Apple hat es getan: Mit dem neuen MacBook Neo rüttelt der Tech-Gigant den Markt für Einsteiger-Laptops ordentlich auf. Nachdem in dieser Woche bereits neue MacBook Air- und Pro-Modelle mit M5-Chips präsentiert wurden, ist das „Neo“ die eigentliche Überraschung. Es ist das günstigste MacBook, das Apple je auf den Markt gebracht hat.

Was steckt in dem bunten Kraftpaket und für wen lohnt sich der Kauf? Wir haben alle Details.


Design & Display: Farbe bekennen

Das MacBook Neo bricht mit dem gewohnten Look der Air-Serie. Statt der typischen „Notch“ setzt Apple auf einen etwas breiteren, aber gleichmäßigen Rahmen um das 13 Zoll Liquid Retina Display. Das Gehäuse ist – wie gewohnt – aus hochwertigem, recyceltem Aluminium gefertigt und kommt in vier frischen Farben:

  • Zitrus (Gelb)

  • Indigo (Blau)

  • Rosa (Blush)

  • Silber

Mit einem Gewicht von nur 1,23 kg und einem lüfterlosen Design ist es der perfekte Begleiter für die Uni oder das Café.

Die inneren Werte: iPhone-Power im Laptop

Unter der Haube geht Apple neue Wege. Statt eines M-Chips schlägt im Neo das Herz eines iPhones: der A18 Pro Chip. Unterstützt von 8 GB Arbeitsspeicher ist das Gerät voll optimiert für Apple Intelligence und das neue macOS Tahoe.

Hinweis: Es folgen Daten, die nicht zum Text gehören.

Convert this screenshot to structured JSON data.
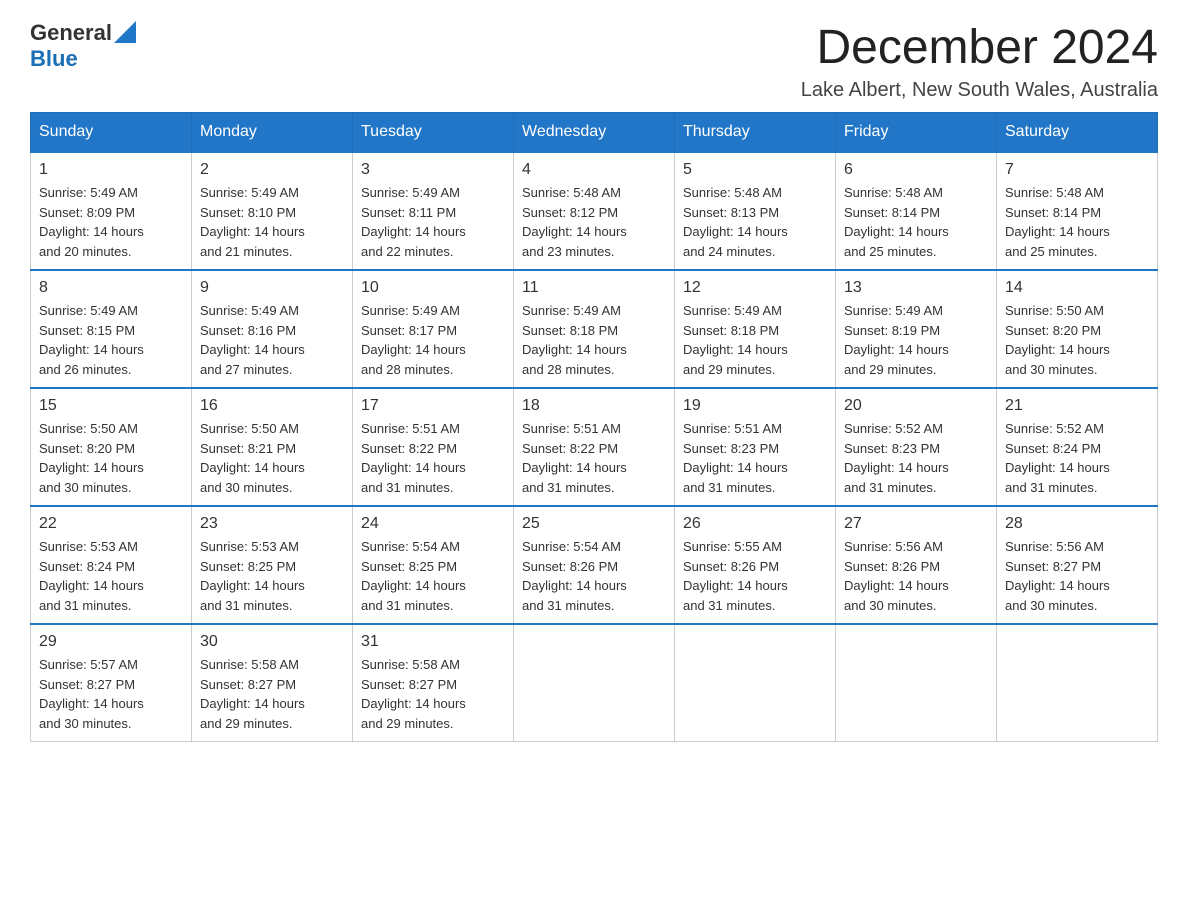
{
  "logo": {
    "general": "General",
    "blue": "Blue"
  },
  "header": {
    "month_year": "December 2024",
    "location": "Lake Albert, New South Wales, Australia"
  },
  "days_of_week": [
    "Sunday",
    "Monday",
    "Tuesday",
    "Wednesday",
    "Thursday",
    "Friday",
    "Saturday"
  ],
  "weeks": [
    [
      {
        "day": "1",
        "sunrise": "5:49 AM",
        "sunset": "8:09 PM",
        "daylight": "14 hours and 20 minutes."
      },
      {
        "day": "2",
        "sunrise": "5:49 AM",
        "sunset": "8:10 PM",
        "daylight": "14 hours and 21 minutes."
      },
      {
        "day": "3",
        "sunrise": "5:49 AM",
        "sunset": "8:11 PM",
        "daylight": "14 hours and 22 minutes."
      },
      {
        "day": "4",
        "sunrise": "5:48 AM",
        "sunset": "8:12 PM",
        "daylight": "14 hours and 23 minutes."
      },
      {
        "day": "5",
        "sunrise": "5:48 AM",
        "sunset": "8:13 PM",
        "daylight": "14 hours and 24 minutes."
      },
      {
        "day": "6",
        "sunrise": "5:48 AM",
        "sunset": "8:14 PM",
        "daylight": "14 hours and 25 minutes."
      },
      {
        "day": "7",
        "sunrise": "5:48 AM",
        "sunset": "8:14 PM",
        "daylight": "14 hours and 25 minutes."
      }
    ],
    [
      {
        "day": "8",
        "sunrise": "5:49 AM",
        "sunset": "8:15 PM",
        "daylight": "14 hours and 26 minutes."
      },
      {
        "day": "9",
        "sunrise": "5:49 AM",
        "sunset": "8:16 PM",
        "daylight": "14 hours and 27 minutes."
      },
      {
        "day": "10",
        "sunrise": "5:49 AM",
        "sunset": "8:17 PM",
        "daylight": "14 hours and 28 minutes."
      },
      {
        "day": "11",
        "sunrise": "5:49 AM",
        "sunset": "8:18 PM",
        "daylight": "14 hours and 28 minutes."
      },
      {
        "day": "12",
        "sunrise": "5:49 AM",
        "sunset": "8:18 PM",
        "daylight": "14 hours and 29 minutes."
      },
      {
        "day": "13",
        "sunrise": "5:49 AM",
        "sunset": "8:19 PM",
        "daylight": "14 hours and 29 minutes."
      },
      {
        "day": "14",
        "sunrise": "5:50 AM",
        "sunset": "8:20 PM",
        "daylight": "14 hours and 30 minutes."
      }
    ],
    [
      {
        "day": "15",
        "sunrise": "5:50 AM",
        "sunset": "8:20 PM",
        "daylight": "14 hours and 30 minutes."
      },
      {
        "day": "16",
        "sunrise": "5:50 AM",
        "sunset": "8:21 PM",
        "daylight": "14 hours and 30 minutes."
      },
      {
        "day": "17",
        "sunrise": "5:51 AM",
        "sunset": "8:22 PM",
        "daylight": "14 hours and 31 minutes."
      },
      {
        "day": "18",
        "sunrise": "5:51 AM",
        "sunset": "8:22 PM",
        "daylight": "14 hours and 31 minutes."
      },
      {
        "day": "19",
        "sunrise": "5:51 AM",
        "sunset": "8:23 PM",
        "daylight": "14 hours and 31 minutes."
      },
      {
        "day": "20",
        "sunrise": "5:52 AM",
        "sunset": "8:23 PM",
        "daylight": "14 hours and 31 minutes."
      },
      {
        "day": "21",
        "sunrise": "5:52 AM",
        "sunset": "8:24 PM",
        "daylight": "14 hours and 31 minutes."
      }
    ],
    [
      {
        "day": "22",
        "sunrise": "5:53 AM",
        "sunset": "8:24 PM",
        "daylight": "14 hours and 31 minutes."
      },
      {
        "day": "23",
        "sunrise": "5:53 AM",
        "sunset": "8:25 PM",
        "daylight": "14 hours and 31 minutes."
      },
      {
        "day": "24",
        "sunrise": "5:54 AM",
        "sunset": "8:25 PM",
        "daylight": "14 hours and 31 minutes."
      },
      {
        "day": "25",
        "sunrise": "5:54 AM",
        "sunset": "8:26 PM",
        "daylight": "14 hours and 31 minutes."
      },
      {
        "day": "26",
        "sunrise": "5:55 AM",
        "sunset": "8:26 PM",
        "daylight": "14 hours and 31 minutes."
      },
      {
        "day": "27",
        "sunrise": "5:56 AM",
        "sunset": "8:26 PM",
        "daylight": "14 hours and 30 minutes."
      },
      {
        "day": "28",
        "sunrise": "5:56 AM",
        "sunset": "8:27 PM",
        "daylight": "14 hours and 30 minutes."
      }
    ],
    [
      {
        "day": "29",
        "sunrise": "5:57 AM",
        "sunset": "8:27 PM",
        "daylight": "14 hours and 30 minutes."
      },
      {
        "day": "30",
        "sunrise": "5:58 AM",
        "sunset": "8:27 PM",
        "daylight": "14 hours and 29 minutes."
      },
      {
        "day": "31",
        "sunrise": "5:58 AM",
        "sunset": "8:27 PM",
        "daylight": "14 hours and 29 minutes."
      },
      null,
      null,
      null,
      null
    ]
  ],
  "labels": {
    "sunrise": "Sunrise:",
    "sunset": "Sunset:",
    "daylight": "Daylight:"
  }
}
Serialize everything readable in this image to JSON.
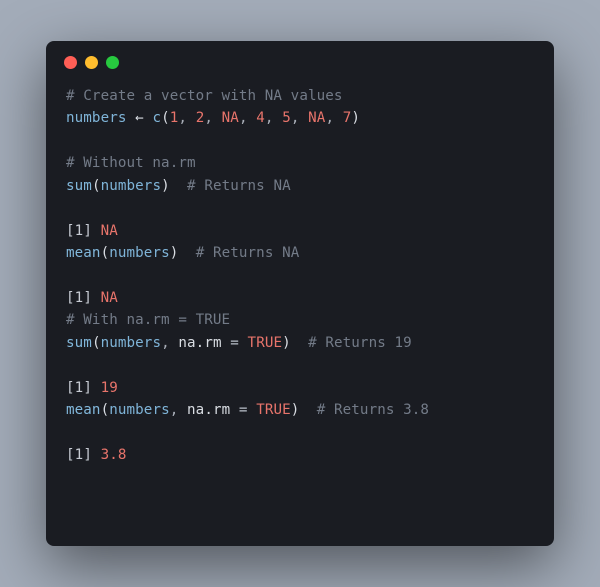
{
  "titlebar": {
    "dots": [
      "red",
      "yellow",
      "green"
    ]
  },
  "code": {
    "line1_comment": "# Create a vector with NA values",
    "l2_ident": "numbers",
    "l2_assign": " ← ",
    "l2_func": "c",
    "l2_open": "(",
    "l2_v1": "1",
    "l2_c1": ", ",
    "l2_v2": "2",
    "l2_c2": ", ",
    "l2_na1": "NA",
    "l2_c3": ", ",
    "l2_v4": "4",
    "l2_c4": ", ",
    "l2_v5": "5",
    "l2_c5": ", ",
    "l2_na2": "NA",
    "l2_c6": ", ",
    "l2_v7": "7",
    "l2_close": ")",
    "blank": "",
    "l4_comment": "# Without na.rm",
    "l5_func": "sum",
    "l5_open": "(",
    "l5_arg": "numbers",
    "l5_close": ")",
    "l5_pad": "  ",
    "l5_comment": "# Returns NA",
    "l7_out_open": "[",
    "l7_out_idx": "1",
    "l7_out_close": "] ",
    "l7_out_val": "NA",
    "l8_func": "mean",
    "l8_open": "(",
    "l8_arg": "numbers",
    "l8_close": ")",
    "l8_pad": "  ",
    "l8_comment": "# Returns NA",
    "l10_out_open": "[",
    "l10_out_idx": "1",
    "l10_out_close": "] ",
    "l10_out_val": "NA",
    "l11_comment": "# With na.rm = TRUE",
    "l12_func": "sum",
    "l12_open": "(",
    "l12_arg1": "numbers",
    "l12_c1": ", ",
    "l12_arg2": "na.rm",
    "l12_eq": " = ",
    "l12_true": "TRUE",
    "l12_close": ")",
    "l12_pad": "  ",
    "l12_comment": "# Returns 19",
    "l14_out_open": "[",
    "l14_out_idx": "1",
    "l14_out_close": "] ",
    "l14_out_val": "19",
    "l15_func": "mean",
    "l15_open": "(",
    "l15_arg1": "numbers",
    "l15_c1": ", ",
    "l15_arg2": "na.rm",
    "l15_eq": " = ",
    "l15_true": "TRUE",
    "l15_close": ")",
    "l15_pad": "  ",
    "l15_comment": "# Returns 3.8",
    "l17_out_open": "[",
    "l17_out_idx": "1",
    "l17_out_close": "] ",
    "l17_out_val": "3.8"
  }
}
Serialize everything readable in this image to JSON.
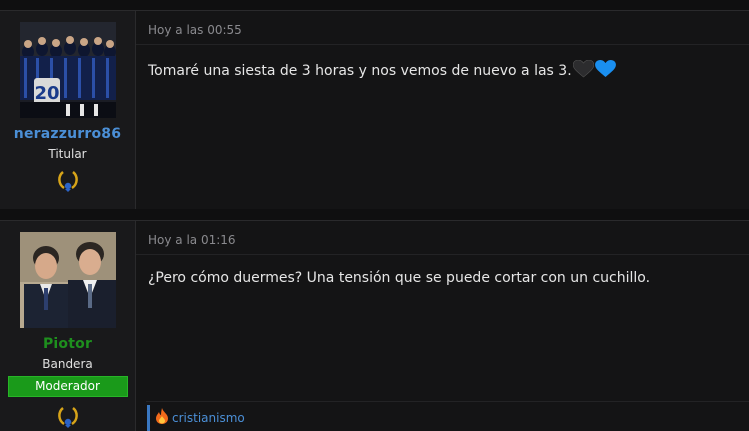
{
  "posts": [
    {
      "username": "nerazzurro86",
      "user_title": "Titular",
      "date": "Hoy a las 00:55",
      "body": "Tomaré una siesta de 3 horas y nos vemos de nuevo a las 3.",
      "emoji": [
        "black-heart-icon",
        "blue-heart-icon"
      ],
      "username_color": "#4b8fd6",
      "avatar_jersey_number": "20"
    },
    {
      "username": "Piotor",
      "user_title": "Bandera",
      "badge": "Moderador",
      "date": "Hoy a la 01:16",
      "body": "¿Pero cómo duermes? Una tensión que se puede cortar con un cuchillo.",
      "reaction_user": "cristianismo",
      "reaction_icon": "fire-icon",
      "username_color": "#1e8f1e",
      "badge_color": "#1a9a1a"
    }
  ]
}
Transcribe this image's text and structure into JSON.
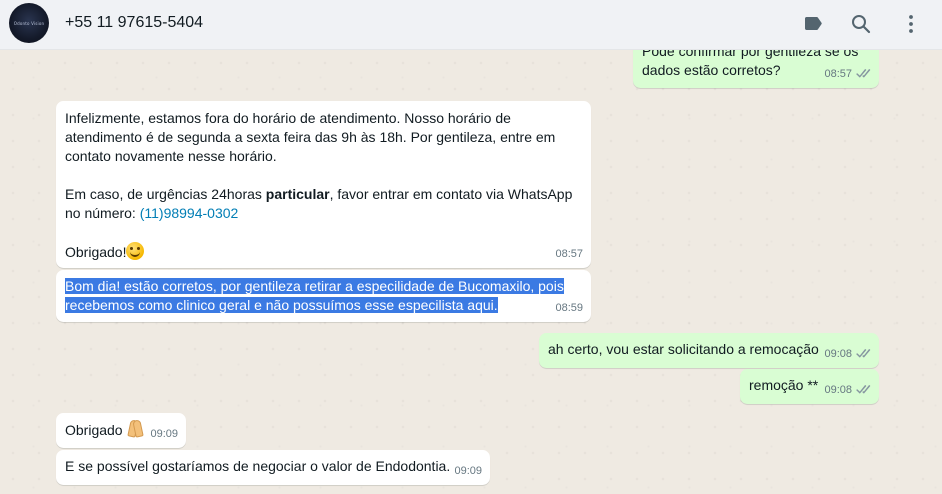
{
  "header": {
    "avatar_text": "Odonto Vision",
    "contact_name": "+55 11 97615-5404"
  },
  "icons": {
    "label": "label-icon",
    "search": "search-icon",
    "menu": "kebab-menu-icon"
  },
  "colors": {
    "incoming_bubble": "#ffffff",
    "outgoing_bubble": "#d9fdd3",
    "chat_background": "#efeae2",
    "header_background": "#f0f2f5",
    "link": "#027eb5",
    "selection": "#3b7ae3"
  },
  "messages": [
    {
      "direction": "out",
      "line1": "Pode confirmar por gentileza se os",
      "line2": "dados estão corretos?",
      "time": "08:57"
    },
    {
      "direction": "in",
      "line1": "Infelizmente, estamos fora do horário de atendimento. Nosso horário de",
      "line2": "atendimento é de segunda a sexta feira das 9h às 18h. Por gentileza, entre em",
      "line3": "contato novamente nesse horário.",
      "line4_pre": "Em caso, de urgências 24horas ",
      "line4_bold": "particular",
      "line4_post": ", favor entrar em contato via WhatsApp",
      "line5_pre": "no número: ",
      "phone_link": "(11)98994-0302",
      "line6": "Obrigado!",
      "time": "08:57"
    },
    {
      "direction": "in",
      "line1": "Bom dia! estão corretos, por gentileza retirar a especilidade de Bucomaxilo, pois",
      "line2": "recebemos como clinico geral e não possuímos esse especilista aqui.",
      "time": "08:59"
    },
    {
      "direction": "out",
      "text": "ah certo, vou estar solicitando a remocação",
      "time": "09:08"
    },
    {
      "direction": "out",
      "text": "remoção **",
      "time": "09:08"
    },
    {
      "direction": "in",
      "text": "Obrigado",
      "time": "09:09"
    },
    {
      "direction": "in",
      "text": "E se possível gostaríamos de negociar o valor de Endodontia.",
      "time": "09:09"
    }
  ]
}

Die wichtigsten Specs auf einen Blick:

Feature Spezifikation
Prozessor Apple A18 Pro (mit 16-Core Neural Engine)
Display 13" IPS, 2408 x 1506 Pixel, 500 Nits
Speicher 256 GB oder 512 GB SSD
Akku Bis zu 16 Stunden Videostreaming
Anschlüsse 2x USB-C (1x USB 3, 1x USB 2), Kopfhöreranschluss
Kamera 1080p FaceTime HD

Wo hat Apple den Rotstift angesetzt?

Um den aggressiven Preis zu realisieren, mussten Kompromisse gemacht werden. Wer sich für das Basismodell entscheidet, muss auf Touch ID verzichten (dieses gibt es erst ab der 512-GB-Version). Zudem sind die USB-C-Ports unterschiedlich schnell: Während der hintere Port USB 3 (10 GBit/s) unterstützt, bietet der vordere lediglich USB-2-Geschwindigkeit. Auch auf ein ProMotion-Display oder eine Tastaturbeleuchtung wurde im Sinne des Preises verzichtet.

Preis und Verfügbarkeit

Das MacBook Neo ist ein klarer Angriff auf Chromebooks und günstige Windows-Laptops.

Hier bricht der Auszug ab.